At that time, by applying a rubber ring to a position 1 mm from a
tip of the toothpick or the injection needle as a stopper, thereby
preventing the toothpick or the injection needle from entering
deeper than 1 mm in the gum even when they are strongly pushed.
[0051] By appropriately setting an amount of the local anesthetic
contained in the microneedle array per unit area and the size of
the microneedle array, this may be used as the dental local
anesthetic preparation. This may also be used as a pre-anesthetic
for reducing pain at an administration site before administering a
dental local anesthetic injection solution. In this case, after
applying the microneedle array and the microneedle patch of the
present invention to the oral mucous membrane or gums, the dental
local anesthetic injection may be subsequently applied to the
application site.
EXAMPLES
[0052] Hereinafter, the present invention is described with
reference to examples; however, the present invention is not
limited to the examples.
Example 1
(Manufacture of Microneedle Patch Containing Local Anesthetic)
[0053] 50 parts by mass of lidocaine hydrochloride (purchased from
WAKENYAKU CO., LTD.) and 50 parts by mass of sodium hyaluronate
(FCH-SU, Kikkoman Corporation) were measured, and water was added
to prepare a solution having a solid content of 10% by mass. The
aqueous solution was casted to a mold having a needle length of 200
mun, dried at room temperature for 24 hours, and punched to produce
a microneedle array. Thereafter, a perforated polyethylene (PE)
adhesive film was bonded to a back surface of the array.
Example 2
[0054] Ethyl aminobenzoate (purchased from WAKENYAKU CO., LTD.) was
dissolved with ethanol and mixed in a mixed aqueous solution of 10%
by mass of hydroxypropylcellulose and PEG1000 (Nippon Bulk Yakuhin
Co., Ltd.) (HPCL:PEG1000=10:0.5), and the mixture was filled in a
mold and dried. Content of ethyl aminobenzoate in the microneedle
patch was 20% by mass. Before this is peeled off from the mold, a
10% by mass of ethyl acetate solution of polyvinyl acetate was
applied thereto and dried at 60.degree. C. for 20 minutes, then
punched into an oval shape with a short axis of 1 cm and a long
axis of 2 cm to obtain a microneedle preparation with a support
(support thickness=40 .mu.m, microneedle substrate thickness=50
.mu.m).
[0055] This preparation was applied to the gums of five volunteers
and peeled off after 5 minutes, then it was tested whether or not
pain was felt while sticking a toothpick in an application site.

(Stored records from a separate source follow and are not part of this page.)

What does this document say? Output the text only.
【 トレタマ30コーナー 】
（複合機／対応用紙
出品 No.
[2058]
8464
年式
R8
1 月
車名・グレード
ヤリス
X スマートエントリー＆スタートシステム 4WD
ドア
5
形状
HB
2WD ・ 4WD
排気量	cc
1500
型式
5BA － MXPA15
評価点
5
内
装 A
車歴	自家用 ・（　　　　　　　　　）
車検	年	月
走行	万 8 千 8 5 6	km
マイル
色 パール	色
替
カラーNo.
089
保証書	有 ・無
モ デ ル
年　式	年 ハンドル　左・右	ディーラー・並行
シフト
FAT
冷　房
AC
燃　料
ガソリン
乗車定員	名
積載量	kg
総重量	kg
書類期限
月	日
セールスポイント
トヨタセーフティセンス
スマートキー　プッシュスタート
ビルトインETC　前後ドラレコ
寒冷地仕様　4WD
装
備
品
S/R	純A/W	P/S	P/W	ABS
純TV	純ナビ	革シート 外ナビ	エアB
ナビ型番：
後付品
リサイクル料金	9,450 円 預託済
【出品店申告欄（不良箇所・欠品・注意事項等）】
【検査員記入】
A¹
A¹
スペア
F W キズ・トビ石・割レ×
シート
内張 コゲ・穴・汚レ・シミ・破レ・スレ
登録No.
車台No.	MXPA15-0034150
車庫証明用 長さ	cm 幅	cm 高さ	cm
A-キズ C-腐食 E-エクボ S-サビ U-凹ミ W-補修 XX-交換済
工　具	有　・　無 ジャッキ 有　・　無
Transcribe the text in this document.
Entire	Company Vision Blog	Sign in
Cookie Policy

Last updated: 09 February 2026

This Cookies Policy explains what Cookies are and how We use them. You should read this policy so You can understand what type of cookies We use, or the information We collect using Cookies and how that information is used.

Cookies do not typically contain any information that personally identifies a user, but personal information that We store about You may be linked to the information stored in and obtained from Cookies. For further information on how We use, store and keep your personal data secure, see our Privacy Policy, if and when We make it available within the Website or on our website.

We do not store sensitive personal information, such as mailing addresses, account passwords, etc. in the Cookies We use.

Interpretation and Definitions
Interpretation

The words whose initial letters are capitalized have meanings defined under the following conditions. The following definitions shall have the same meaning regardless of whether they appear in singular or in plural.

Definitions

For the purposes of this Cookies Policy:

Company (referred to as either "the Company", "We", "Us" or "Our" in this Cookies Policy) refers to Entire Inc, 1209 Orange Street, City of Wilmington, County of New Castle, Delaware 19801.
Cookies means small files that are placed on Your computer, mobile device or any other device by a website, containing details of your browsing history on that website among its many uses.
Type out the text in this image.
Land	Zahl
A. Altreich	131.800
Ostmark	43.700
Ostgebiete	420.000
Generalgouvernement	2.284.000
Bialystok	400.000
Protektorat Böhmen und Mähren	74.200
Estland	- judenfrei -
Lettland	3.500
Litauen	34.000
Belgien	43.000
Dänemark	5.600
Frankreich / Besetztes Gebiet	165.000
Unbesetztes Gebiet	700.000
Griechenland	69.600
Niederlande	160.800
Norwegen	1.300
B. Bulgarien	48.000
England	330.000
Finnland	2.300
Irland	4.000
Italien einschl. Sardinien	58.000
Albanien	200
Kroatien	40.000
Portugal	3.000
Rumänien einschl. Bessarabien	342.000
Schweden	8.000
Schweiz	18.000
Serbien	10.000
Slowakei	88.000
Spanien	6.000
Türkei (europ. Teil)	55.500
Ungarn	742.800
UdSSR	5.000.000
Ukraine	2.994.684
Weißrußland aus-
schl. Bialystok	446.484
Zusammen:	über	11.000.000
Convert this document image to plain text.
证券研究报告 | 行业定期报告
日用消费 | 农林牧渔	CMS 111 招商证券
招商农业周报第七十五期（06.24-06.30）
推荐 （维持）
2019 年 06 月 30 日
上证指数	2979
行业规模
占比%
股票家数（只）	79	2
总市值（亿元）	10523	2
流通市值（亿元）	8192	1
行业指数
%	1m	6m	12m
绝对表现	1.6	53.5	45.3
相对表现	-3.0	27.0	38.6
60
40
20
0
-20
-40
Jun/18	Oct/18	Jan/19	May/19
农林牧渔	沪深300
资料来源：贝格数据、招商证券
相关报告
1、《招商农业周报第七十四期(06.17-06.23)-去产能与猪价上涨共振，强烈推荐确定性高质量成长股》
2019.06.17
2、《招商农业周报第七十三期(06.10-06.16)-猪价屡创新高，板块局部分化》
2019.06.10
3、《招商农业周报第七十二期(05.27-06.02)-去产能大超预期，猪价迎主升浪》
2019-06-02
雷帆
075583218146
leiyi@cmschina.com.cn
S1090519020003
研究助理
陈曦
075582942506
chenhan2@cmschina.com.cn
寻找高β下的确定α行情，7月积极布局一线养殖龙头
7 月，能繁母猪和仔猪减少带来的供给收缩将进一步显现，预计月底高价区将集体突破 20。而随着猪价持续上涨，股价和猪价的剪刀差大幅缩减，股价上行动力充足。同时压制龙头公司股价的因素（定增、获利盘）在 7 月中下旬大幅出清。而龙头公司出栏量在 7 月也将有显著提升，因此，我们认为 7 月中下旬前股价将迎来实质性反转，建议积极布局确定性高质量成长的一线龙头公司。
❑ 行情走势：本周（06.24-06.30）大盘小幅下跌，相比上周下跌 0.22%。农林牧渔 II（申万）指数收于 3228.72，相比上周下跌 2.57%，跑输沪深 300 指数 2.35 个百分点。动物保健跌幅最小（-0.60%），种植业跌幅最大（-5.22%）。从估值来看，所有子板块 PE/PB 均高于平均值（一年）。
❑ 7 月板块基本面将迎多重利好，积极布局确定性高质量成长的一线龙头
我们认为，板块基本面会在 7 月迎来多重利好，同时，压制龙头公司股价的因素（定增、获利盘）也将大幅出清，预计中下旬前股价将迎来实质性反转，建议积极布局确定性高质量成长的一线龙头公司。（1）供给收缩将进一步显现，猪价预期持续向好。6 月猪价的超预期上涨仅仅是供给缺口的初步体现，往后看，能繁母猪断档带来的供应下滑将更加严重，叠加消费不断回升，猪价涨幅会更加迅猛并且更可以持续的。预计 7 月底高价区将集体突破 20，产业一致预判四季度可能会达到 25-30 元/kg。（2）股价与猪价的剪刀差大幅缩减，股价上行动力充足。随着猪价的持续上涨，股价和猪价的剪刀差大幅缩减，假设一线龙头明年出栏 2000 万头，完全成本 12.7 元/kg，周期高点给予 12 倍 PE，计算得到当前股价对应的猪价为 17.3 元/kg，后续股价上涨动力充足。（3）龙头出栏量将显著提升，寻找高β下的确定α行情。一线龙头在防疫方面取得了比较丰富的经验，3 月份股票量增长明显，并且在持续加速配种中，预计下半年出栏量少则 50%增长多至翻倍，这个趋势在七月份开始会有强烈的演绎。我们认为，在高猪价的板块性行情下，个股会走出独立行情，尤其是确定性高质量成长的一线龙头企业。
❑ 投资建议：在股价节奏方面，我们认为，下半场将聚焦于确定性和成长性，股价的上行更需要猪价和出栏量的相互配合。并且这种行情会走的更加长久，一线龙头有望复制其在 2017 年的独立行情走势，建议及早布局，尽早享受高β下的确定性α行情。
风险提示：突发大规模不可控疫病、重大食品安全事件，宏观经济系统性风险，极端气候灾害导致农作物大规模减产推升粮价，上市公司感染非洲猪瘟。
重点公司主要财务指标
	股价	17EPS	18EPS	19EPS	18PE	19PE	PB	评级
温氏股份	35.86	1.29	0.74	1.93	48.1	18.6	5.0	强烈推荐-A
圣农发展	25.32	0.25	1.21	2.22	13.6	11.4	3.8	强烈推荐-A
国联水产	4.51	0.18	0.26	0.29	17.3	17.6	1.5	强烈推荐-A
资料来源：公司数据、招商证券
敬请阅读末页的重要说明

All did not feel pain and an anesthetic effect was confirmed.
Example 3
[0056] The following drug-containing microneedle patch was prepared
in a manner similar to that in the Example 2.
[0057] Benzocaine (ethyl aminobenzoate) 25% by mass
[0058] Tetracaine hydrochloride 1% by mass
[0059] Dibucaine hydrochloride 1% by mass
[0060] Homosulfamine 2% by mass
[0061] Before this is peeled off from the mold, a 30% by mass
aqueous solution of polyvinyl alcohol was applied thereto and dried
at 60.degree. C. for 20 minutes, then punched into an oval shape
with a short axis of 1 cm and a long axis of 2 cm to obtain a
microneedle preparation with a support (support thickness=30 .mu.m,
microneedle substrate thickness=50 .mu.m).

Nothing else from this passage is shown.